Independentemente da ordem de importância, descrevemos alguns factores para que a nossa opinião seja a favor da formação continuada e de proximidade:

- Alta rotatividade dos ASP
A rotatividade advém dos baixos salários, das deficientes condições para o desempenho da função, arbitrariedades e imposições das empresas quer relativamente a remunerações, quer a horários ou outros. Aqui é onde melhor se afere de que as empresas de segurança, não têm como principal objectivo fazer segurança, mas sim ganhar dinheiro a fazê-la.

- Deficiente formação básica
A formação imposta por legislação é, na maioria dos casos, desadequada, nem sempre é ministrada convenientemente e os ASP não estão vocacionados para tantas horas de formação em formato escolástico.

- Constantes adaptações a novos factores de insegurança
As alterações na sociedade ocorrem a uma velocidade estonteante o que obriga a constantes adaptações da segurança aos novos factores de insegurança.

- Reestruturações e readaptações da organização do cliente
As empresas nos tempos actuais têm de estar adaptadas aos seus mercados alvo. Isso obriga a adaptações e reestruturações constantes e a segurança não pode ficar alheia a essas mudanças, seja por imperativos organizacionais, seja por alterações das estruturas físicas.

- Falta de motivação dos ASP
Pelos motivos já citados aos quais se associam as poucas perspectivas de evolução de carreira, em alguns casos um desempenho muito repetitivo e pouco criativo, esta actividade torna-se mais uma profissão de recurso não sendo vista como tendo muito futuro, daí as pessoas apostarem pouco na profissão, especialmente no inicio.

Fica assim expresso um conjunto de fortes motivos para que o cliente disponha de um plano de formação e acompanhamento contínuo dos ASP que a empresa que contratou colocou ao seu serviço.

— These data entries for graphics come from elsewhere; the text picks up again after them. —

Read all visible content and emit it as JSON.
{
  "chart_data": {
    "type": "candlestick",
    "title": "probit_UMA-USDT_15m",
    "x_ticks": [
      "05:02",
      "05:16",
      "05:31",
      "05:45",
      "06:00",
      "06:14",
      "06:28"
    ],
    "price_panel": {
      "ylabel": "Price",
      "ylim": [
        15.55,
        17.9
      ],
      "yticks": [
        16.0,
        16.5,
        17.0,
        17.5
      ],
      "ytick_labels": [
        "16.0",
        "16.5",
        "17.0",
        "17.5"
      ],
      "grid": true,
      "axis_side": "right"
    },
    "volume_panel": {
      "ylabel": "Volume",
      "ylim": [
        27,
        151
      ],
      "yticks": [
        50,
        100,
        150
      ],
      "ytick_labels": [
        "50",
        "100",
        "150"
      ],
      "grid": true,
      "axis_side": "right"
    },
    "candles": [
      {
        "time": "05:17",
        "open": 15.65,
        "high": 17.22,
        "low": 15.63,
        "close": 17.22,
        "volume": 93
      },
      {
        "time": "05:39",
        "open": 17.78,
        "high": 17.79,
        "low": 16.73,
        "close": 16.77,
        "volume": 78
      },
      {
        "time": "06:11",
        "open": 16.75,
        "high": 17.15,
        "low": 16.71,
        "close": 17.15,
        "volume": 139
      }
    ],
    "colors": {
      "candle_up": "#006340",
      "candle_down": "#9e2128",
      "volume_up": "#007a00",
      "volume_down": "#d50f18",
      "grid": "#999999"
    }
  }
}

Por esta altura pode colocar-se a questão porque não transitar a responsabilidade da formação contínua para a empresa contratada?

Nada mais errado!

Temos de nos reposicionar nos principais objectivos de cada um dos agentes deste ciclo. Assim, não se pode optar pela solução de entregar essa formação às empresas porque:
- Têm um objectivo primário diferente;
- Não têm o real conhecimento das necessidades, instalações e meios do cliente;
- O cliente fica sem conseguir aferir o desempenho dos ASP pois, mesmo conhecendo os conteúdos programáticos, desconhece como é ministrada e avaliada a formação;
- Uma formação diária implica custos adicionais e os elementos contratados para essa função, diz-nos a experiência, rapidamente estariam a desempenhar outras completamente diferentes, mais convenientes com os objectivos primários da empresa contratada.

A formação contínua e de proximidade ministrada por elementos do Cliente, para além de dotar de conhecimentos e competências os ASP serve ainda para:
- Aferir da qualidade do serviço prestado pelos respectivos ASP;
- Identificar anomalias quer do âmbito da segurança quer de organização;
- Permite mais clarividência em eventuais alterações quer de protocolos quer de meios;
- Permite uma recolha de informações muitas vezes vitais para a gestão de segurança;
- Identifica as causas de determinados comportamentos individuais ou colectivos;
- Transmite aos ASP valores e princípios da organização para quem prestam serviço, melhorando assim o relacionamento destes com o Cliente;
- Por último, desonera os ASP de serem considerados os únicos culpados de situações que corram menos bem, pois todos os agentes deste processo assumem a sua quota-parte.

Estamos em crer ter deixado algumas razões válidas para que as organizações que contratam serviços de segurança privada considerem importante, senão vital, a formação contínua e de proximidade e, passe a presunção, passem a adoptá-la.

Dedico este texto à minha amiga A.V. pois o tema surgiu-me de uma conversa com ela.